Kıbrıs’ta adeta suç batağına saplanmış bir şahıs elini kolunu sallayarak dolaşıyor,
tehdit ediyor, dolandırıyor,
insanları kandırıyor,
haklarını gasp ediyor!
Ve ne oluyor?
Hiçbir şey!
Peki, bu suç çarkı nasıl dönüyor?
Kimler koruyor bu kadını?
Hangi eller devreye giriyor!
hangi kapılar açılıyor da bu şahıs hakkında tek bir işlem bile yapılmıyor?
*
Daha önce İran’daki suç sicilini ortaya koymuştuk.
Açık açık yazmıştık!
Bu kadın suçlu!
Ülkesinde dolandırıcılık,
tehdit ve daha birçok suça bulaşmış bir isim. Şimdi burada da benzer taktiklerle insanları mağdur etmeye devam ediyor.
Sahtekârlık, baskı, tehditle insanların iş yerlerine çökmeye çalışıyor.
Ama bu ülkede adalet sisteminin çarkları sadece garibanın üstüne dönüyor.
*
Bu şahıs, Ashraf Farhid, gözümüzün önünde insanların malına mülküne çöküyor.
Bir işletmede %60 hissesi bulunan B. isimli şahıs, kendi hisselerini satmak istiyor.
Ortaklardan biri, bu hisseleri almak için 12 bin dolar öneriyor.
Ama işte tam burada Farhid devreye giriyor! Öyle bir oyun kuruyor ki, hisseleri alması gereken kişiye “Onlardan bu parayı alamazsın, al 3 bin doları” diyerek işletmenin çoğunluk hissesini kendi üzerine geçiriyor.
Bitmedi!
Avukat masrafı adı altında, dükkanın diğer ortağı L.’den binlerce dolar para topluyor.
Ama iş icraata gelince,
ne hisse devri var,
ne de verilen sözler tutuluyor.
Peki, bunun adı ne?
Alenen dolandırıcılık!
*
Bu kadının yaptığı her şey ortada.
Mağdurlar şikayetçi!
Raporlar var!
Ancak gelin görün ki!
poliste tek bir işlem yapılmıyor!
Açık açık soruyorum!
Bu kadını kim koruyor?
Hukuk sadece güçsüzler için mi var?
Ve en önemlisi:
İçişleri Bakanı Dursun Oğuz ile Polis Genel Müdürlüğü bu rezaleti neden sadece izliyor?
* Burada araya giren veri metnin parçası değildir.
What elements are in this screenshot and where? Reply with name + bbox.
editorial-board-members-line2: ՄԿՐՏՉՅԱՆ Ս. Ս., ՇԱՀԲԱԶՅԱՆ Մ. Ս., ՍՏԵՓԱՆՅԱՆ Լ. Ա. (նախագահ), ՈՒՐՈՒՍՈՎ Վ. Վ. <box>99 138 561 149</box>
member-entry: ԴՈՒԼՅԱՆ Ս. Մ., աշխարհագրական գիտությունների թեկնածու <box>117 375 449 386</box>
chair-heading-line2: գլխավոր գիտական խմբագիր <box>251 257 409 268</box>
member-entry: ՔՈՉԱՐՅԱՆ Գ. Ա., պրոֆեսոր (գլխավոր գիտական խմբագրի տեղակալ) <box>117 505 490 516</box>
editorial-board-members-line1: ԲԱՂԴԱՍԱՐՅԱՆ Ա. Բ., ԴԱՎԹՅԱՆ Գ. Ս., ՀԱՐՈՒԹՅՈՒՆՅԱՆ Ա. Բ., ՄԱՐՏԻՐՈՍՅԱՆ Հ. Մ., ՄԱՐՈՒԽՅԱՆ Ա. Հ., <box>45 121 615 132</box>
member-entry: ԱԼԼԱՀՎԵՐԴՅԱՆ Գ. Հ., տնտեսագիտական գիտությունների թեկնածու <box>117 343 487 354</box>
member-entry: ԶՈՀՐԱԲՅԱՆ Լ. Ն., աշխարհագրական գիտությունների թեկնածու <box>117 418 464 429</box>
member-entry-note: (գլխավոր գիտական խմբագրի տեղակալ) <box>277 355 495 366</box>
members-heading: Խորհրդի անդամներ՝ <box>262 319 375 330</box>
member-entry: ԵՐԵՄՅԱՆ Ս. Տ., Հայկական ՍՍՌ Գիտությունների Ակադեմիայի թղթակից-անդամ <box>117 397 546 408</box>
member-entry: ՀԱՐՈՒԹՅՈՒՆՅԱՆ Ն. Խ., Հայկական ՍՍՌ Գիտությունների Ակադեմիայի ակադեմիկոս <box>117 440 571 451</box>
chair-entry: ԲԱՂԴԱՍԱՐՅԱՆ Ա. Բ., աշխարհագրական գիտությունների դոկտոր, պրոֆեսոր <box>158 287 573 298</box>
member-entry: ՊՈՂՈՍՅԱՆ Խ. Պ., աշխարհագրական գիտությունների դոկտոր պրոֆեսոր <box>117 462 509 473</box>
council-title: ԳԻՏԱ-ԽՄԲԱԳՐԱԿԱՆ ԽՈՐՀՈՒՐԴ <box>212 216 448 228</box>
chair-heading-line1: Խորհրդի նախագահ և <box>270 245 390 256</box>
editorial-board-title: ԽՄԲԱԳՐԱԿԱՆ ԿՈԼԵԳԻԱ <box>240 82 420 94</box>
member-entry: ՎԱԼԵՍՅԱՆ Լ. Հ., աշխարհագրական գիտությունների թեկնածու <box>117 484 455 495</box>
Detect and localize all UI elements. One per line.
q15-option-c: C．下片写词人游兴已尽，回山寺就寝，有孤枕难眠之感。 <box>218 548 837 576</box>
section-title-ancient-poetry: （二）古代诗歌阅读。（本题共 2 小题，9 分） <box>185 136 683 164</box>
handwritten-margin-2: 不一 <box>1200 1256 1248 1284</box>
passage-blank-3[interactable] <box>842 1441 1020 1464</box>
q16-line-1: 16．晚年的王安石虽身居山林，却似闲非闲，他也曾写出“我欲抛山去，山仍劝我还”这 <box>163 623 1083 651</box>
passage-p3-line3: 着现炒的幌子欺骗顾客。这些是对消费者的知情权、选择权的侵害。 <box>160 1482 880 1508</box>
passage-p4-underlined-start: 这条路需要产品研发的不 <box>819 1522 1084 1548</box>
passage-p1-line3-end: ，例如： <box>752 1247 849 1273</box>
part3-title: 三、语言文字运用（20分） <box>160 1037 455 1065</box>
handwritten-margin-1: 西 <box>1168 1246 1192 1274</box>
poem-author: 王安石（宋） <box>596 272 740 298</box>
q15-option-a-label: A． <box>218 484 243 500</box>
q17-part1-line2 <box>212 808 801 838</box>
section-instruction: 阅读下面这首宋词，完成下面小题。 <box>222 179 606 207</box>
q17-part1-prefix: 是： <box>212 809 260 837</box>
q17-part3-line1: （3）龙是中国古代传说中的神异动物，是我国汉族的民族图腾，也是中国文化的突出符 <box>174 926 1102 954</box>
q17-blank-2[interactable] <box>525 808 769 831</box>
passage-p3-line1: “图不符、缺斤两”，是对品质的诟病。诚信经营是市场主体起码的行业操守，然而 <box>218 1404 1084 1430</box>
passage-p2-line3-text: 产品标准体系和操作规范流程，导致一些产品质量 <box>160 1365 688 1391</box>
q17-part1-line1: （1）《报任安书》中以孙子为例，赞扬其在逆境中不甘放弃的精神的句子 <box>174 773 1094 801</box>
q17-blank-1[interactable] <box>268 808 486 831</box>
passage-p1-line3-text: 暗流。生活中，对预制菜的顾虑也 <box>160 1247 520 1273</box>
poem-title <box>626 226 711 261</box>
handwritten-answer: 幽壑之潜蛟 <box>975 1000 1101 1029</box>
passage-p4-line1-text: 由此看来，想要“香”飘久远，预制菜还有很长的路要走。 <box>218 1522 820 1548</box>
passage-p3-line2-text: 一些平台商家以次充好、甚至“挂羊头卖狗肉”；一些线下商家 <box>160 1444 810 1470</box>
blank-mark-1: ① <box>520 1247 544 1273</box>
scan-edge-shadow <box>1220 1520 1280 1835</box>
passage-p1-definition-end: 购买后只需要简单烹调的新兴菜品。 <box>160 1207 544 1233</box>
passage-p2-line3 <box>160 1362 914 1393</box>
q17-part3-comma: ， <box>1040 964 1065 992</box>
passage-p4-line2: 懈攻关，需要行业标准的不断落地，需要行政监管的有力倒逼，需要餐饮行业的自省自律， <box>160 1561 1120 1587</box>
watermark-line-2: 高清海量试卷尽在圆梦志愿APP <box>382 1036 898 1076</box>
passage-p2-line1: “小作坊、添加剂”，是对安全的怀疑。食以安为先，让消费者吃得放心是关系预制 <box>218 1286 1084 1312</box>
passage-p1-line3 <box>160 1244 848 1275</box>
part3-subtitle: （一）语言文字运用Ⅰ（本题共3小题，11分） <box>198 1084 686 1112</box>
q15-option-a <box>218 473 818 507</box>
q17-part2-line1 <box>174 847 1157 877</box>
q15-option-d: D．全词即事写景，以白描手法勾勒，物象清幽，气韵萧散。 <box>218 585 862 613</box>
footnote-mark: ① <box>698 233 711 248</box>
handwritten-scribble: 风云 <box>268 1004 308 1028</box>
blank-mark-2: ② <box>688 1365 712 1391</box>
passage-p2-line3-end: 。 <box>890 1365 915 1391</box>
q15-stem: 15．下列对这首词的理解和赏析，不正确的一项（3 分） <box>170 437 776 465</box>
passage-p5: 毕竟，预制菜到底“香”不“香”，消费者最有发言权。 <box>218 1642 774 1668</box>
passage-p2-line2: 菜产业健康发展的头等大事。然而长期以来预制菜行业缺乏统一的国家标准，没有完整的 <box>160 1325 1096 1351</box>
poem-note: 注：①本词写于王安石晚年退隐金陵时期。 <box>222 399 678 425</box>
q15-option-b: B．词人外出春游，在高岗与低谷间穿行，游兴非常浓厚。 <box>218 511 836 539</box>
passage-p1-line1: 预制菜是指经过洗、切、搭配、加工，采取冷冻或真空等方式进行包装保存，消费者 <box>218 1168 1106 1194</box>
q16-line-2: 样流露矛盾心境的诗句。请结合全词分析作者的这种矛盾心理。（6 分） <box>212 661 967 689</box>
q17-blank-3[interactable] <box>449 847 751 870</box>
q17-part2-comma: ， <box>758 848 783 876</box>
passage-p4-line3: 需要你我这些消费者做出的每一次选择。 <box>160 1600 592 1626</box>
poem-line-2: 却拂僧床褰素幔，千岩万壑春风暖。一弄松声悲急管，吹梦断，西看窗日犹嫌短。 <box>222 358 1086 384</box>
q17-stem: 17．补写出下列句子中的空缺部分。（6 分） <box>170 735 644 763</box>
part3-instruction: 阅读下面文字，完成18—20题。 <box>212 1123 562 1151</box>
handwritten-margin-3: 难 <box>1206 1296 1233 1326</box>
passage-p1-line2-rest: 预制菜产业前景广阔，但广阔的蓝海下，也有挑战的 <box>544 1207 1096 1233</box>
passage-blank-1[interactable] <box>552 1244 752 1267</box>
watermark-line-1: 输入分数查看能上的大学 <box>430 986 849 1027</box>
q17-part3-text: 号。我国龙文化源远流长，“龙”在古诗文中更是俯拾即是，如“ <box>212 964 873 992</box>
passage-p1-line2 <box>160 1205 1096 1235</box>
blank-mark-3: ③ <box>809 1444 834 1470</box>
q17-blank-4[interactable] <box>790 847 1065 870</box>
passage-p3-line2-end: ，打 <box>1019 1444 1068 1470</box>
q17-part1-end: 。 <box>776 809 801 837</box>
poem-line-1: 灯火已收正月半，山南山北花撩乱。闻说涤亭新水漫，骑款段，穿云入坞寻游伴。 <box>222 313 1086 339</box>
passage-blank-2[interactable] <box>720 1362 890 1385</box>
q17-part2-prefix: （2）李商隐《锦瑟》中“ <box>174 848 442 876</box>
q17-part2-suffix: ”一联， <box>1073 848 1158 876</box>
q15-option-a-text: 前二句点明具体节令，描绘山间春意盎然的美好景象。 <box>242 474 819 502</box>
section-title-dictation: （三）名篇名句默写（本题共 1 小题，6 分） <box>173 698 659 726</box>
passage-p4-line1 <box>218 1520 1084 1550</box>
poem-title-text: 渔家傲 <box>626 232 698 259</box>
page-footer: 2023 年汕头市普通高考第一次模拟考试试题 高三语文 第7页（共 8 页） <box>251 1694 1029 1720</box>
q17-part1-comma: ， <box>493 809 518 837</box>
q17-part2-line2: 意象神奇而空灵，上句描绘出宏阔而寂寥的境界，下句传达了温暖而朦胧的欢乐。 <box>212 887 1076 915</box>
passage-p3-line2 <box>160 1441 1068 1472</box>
Burada halkın gözünün içine baka baka bir suç şebekesi kurulmuş. İnsanlar kandırılıyor, dolandırılıyor, malına mülküne el konuluyor. Ancak devletin en yetkili isimleri, İçişleri Bakanı ve Polis Genel Müdürü sadece bakıyor. Seyrediyorlar!
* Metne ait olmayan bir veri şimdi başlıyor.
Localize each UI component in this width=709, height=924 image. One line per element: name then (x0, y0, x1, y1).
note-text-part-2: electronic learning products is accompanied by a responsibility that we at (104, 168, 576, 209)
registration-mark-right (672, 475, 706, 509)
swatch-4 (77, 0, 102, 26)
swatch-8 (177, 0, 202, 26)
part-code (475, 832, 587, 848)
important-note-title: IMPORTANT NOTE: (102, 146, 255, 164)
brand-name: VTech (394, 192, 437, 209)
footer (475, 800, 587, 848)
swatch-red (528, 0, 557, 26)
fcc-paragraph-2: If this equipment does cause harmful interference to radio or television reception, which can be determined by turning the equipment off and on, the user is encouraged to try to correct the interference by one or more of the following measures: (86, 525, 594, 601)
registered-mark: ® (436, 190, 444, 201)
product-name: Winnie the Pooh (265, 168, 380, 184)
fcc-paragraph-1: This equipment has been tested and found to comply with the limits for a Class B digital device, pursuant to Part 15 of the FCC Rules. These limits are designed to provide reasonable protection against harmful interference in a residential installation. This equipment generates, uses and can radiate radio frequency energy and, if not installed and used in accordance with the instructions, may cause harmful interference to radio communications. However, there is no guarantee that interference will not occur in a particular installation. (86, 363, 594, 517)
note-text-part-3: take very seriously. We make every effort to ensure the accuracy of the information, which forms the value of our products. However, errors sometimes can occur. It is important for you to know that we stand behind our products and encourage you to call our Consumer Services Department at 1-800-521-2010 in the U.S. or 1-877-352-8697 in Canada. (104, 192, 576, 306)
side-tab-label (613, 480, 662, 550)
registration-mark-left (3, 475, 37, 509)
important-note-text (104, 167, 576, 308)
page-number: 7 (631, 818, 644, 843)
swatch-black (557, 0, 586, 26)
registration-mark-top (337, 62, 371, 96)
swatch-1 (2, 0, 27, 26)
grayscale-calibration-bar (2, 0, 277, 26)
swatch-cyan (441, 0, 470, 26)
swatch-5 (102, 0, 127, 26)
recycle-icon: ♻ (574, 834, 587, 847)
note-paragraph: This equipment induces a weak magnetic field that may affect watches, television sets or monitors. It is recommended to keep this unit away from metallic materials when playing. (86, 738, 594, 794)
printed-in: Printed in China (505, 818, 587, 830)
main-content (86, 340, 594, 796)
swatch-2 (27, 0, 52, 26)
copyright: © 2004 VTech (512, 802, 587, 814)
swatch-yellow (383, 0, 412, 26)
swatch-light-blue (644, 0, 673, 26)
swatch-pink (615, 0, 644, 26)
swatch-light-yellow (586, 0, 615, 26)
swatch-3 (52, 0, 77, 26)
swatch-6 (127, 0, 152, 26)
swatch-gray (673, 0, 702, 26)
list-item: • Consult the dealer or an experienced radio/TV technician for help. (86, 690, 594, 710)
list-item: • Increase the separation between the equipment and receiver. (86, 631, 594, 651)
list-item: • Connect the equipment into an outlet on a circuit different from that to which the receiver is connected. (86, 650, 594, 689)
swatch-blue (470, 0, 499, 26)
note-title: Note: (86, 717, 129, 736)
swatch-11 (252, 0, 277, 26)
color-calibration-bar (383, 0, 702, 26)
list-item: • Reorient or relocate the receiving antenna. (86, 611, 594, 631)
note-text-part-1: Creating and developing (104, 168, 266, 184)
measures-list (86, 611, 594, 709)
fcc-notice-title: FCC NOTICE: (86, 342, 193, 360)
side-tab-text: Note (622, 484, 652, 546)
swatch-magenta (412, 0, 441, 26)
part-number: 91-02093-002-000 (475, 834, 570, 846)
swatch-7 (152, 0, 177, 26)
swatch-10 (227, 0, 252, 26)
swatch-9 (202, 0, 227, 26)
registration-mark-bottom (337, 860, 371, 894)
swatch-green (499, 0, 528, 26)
Bu şahıs, dolandırıcılıktan bıkmıyor.
İnsanlara vaatler veriyor,
paralarını alıyor,
sonra hiçbir şey olmamış gibi yollarına devam ediyor. L. ve eşi, dolandırıldıktan sonra maddi sıkıntıya girip Kıbrıs’a dönemedi bile.
Peki bu kadar açık suç varken, polis neden harekete geçmiyor?
*
Bu işin peşini bırakmayacağız!
Bu kadar göz göre göre yapılan dolandırıcılığa, tehdide, hukuksuzluğa ses çıkarmayanlar da en az bu suçu işleyenler kadar suçludur.
Dursun Oğuz ve Polis Genel Müdürlüğü, bu sessizliğinizle siz de bu suça ortak olmuyor musunuz?
Hukuk, sadece güçlünün elinde bir sopa mı? Yasa, sadece garibanın yakasına mı yapışır? Hani bu ülke hukuk devletiydi?
Eğer gerçekten hukuk varsa,
İçişleri Bakanlığı ve Polis Genel Müdürlüğü bu kadını sınır dışı etmek için neden harekete geçmiyor?
Bu memleket sahipsiz değil!
Halk her şeyi görüyor.
Kimlerin suçluları koruduğunu,
kimlerin haksızlık karşısında sustuğunu not ediyor.
Ama unutmayın: Siz sustukça,
bu ülke daha büyük bir bataklığa sürükleniyor.
Bu yazı burada bitmeyecek, bu işin peşini bırakmayacağız!